International career
- Years: Team / Apps / (Points)
- 2011: Australia U20 / 2 / (5)
- 2010: Fiji U20 / 4 / (5)

= Kirisi Kuridrani =

Australian rugby union player

Kirisi Kuridrani (born 12 December 1991), formerly Kirisi Nasiganiyavi, is an Australian rugby union player of Fijian descent. He is currently signed to Japanese club Honda Heat and previously played for the Queensland Reds in Super Rugby. His usual position is wing.

==Family and early life==
Kirisi Nasiganiyavi was born in Brisbane, where his father Isei Nasiganiyavi played rugby for Queensland. He is the younger brother of Nemani Nadolo (who was named Ratu Nasiganiyavi before he adopted their mother's maiden name of Nadolo in 2009) and a cousin of Tevita Kuridrani; in 2011 he adopted the Kuridrani family name.

During his junior career he was selected for several representative teams, including Queensland Under-16s. He attended Marsden State High School and Ipswich Grammar, and represented Queensland at the Australian Schools Rugby Championships in 2008 and 2009.

==Rugby career==

In 2010, he played colts rugby for GPS Old Boys and was chosen for the Brisbane Under-19 team later that year. He was selected for the Fiji Under-20 team and played in the 2010 IRB Junior World Championship in Argentina, and scored a try against New Zealand in the opening pool game.

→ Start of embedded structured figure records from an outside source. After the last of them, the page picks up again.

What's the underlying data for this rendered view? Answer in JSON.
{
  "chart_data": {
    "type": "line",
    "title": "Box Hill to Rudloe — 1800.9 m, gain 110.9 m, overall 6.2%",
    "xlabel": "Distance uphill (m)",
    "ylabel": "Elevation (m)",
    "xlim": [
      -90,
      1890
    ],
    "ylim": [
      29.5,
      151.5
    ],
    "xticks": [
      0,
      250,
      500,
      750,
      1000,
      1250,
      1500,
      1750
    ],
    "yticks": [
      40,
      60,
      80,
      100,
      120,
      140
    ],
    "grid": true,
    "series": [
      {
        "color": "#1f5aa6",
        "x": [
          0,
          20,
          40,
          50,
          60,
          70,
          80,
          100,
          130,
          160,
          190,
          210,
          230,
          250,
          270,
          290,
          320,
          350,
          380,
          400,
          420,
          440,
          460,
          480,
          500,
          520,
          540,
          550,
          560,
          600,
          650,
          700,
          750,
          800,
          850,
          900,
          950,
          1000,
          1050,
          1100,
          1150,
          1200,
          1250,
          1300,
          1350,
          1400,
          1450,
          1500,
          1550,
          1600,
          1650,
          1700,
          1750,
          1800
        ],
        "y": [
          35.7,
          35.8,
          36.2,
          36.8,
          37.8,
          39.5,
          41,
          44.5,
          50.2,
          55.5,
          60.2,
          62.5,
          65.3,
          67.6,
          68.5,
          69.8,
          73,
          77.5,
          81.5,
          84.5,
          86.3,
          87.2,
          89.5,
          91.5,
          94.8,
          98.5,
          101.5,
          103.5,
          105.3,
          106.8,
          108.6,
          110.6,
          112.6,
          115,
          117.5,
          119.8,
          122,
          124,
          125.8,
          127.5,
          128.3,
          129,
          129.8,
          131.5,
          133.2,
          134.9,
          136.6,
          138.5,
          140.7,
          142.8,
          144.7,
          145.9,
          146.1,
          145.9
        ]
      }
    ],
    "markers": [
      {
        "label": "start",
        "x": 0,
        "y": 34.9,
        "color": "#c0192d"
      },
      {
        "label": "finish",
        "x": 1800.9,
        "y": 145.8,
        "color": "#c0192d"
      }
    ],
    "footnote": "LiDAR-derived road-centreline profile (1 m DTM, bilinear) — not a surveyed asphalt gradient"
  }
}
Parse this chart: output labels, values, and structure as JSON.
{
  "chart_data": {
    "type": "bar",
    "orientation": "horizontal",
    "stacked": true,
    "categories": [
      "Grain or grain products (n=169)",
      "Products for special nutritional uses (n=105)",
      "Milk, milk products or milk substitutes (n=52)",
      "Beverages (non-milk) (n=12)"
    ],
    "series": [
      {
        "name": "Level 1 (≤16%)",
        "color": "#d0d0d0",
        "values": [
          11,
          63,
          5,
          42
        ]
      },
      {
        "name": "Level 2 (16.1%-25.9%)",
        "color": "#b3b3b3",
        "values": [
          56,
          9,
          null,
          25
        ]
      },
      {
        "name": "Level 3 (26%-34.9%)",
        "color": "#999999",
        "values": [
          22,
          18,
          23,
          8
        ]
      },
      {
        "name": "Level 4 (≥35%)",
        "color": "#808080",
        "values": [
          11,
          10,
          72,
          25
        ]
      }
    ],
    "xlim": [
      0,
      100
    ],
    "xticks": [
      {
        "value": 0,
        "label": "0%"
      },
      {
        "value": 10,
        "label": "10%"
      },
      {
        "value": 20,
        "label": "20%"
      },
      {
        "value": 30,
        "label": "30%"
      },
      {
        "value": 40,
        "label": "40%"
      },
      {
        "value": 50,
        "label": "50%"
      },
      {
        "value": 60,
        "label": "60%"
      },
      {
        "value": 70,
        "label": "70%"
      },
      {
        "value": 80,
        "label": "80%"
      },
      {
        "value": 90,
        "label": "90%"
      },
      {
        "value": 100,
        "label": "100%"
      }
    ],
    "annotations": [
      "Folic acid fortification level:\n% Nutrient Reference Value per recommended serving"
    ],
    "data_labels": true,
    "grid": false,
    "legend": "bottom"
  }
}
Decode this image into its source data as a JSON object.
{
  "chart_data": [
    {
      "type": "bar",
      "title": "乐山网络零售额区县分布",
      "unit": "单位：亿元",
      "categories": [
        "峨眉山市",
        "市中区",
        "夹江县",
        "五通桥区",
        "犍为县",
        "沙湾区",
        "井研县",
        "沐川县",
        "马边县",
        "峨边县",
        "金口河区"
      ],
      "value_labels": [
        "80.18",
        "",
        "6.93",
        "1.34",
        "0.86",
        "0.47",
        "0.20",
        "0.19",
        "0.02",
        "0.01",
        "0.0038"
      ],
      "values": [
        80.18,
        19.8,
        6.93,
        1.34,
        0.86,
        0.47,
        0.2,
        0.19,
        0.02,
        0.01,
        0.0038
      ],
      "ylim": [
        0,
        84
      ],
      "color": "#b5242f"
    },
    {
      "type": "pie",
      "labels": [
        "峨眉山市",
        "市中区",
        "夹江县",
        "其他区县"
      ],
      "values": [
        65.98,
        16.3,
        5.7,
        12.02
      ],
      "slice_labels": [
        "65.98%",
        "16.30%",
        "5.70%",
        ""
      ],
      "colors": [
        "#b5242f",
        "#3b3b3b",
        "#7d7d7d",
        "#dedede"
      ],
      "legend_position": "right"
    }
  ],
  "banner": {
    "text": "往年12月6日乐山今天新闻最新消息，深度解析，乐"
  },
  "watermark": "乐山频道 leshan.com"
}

Chris Kuridrani briefly switched codes at the start of 2011. He played rugby league in the Toyota Cup for the Brisbane Broncos for five rounds before returning to play Premier Rugby with GPS and train with the Queensland Reds squad. He was selected as an injury replacement for the Australia Under-20 team at the 2011 IRB Junior World Championship in Italy, and scored a try in the semi-final against New Zealand.

He was a member of the ARU's National Academy in 2013, and participated in the Pacific Rugby Cup, including playing one match for the Brisbane Academy against his brother, Nemani Nadolo, who played for Fiji Warriors.

He currently plays for Counties Manukau in the Mitre 10 Cup.

On 12 November 2019 he was selected in the Highlanders squad for the 2020 Super Rugby tournament.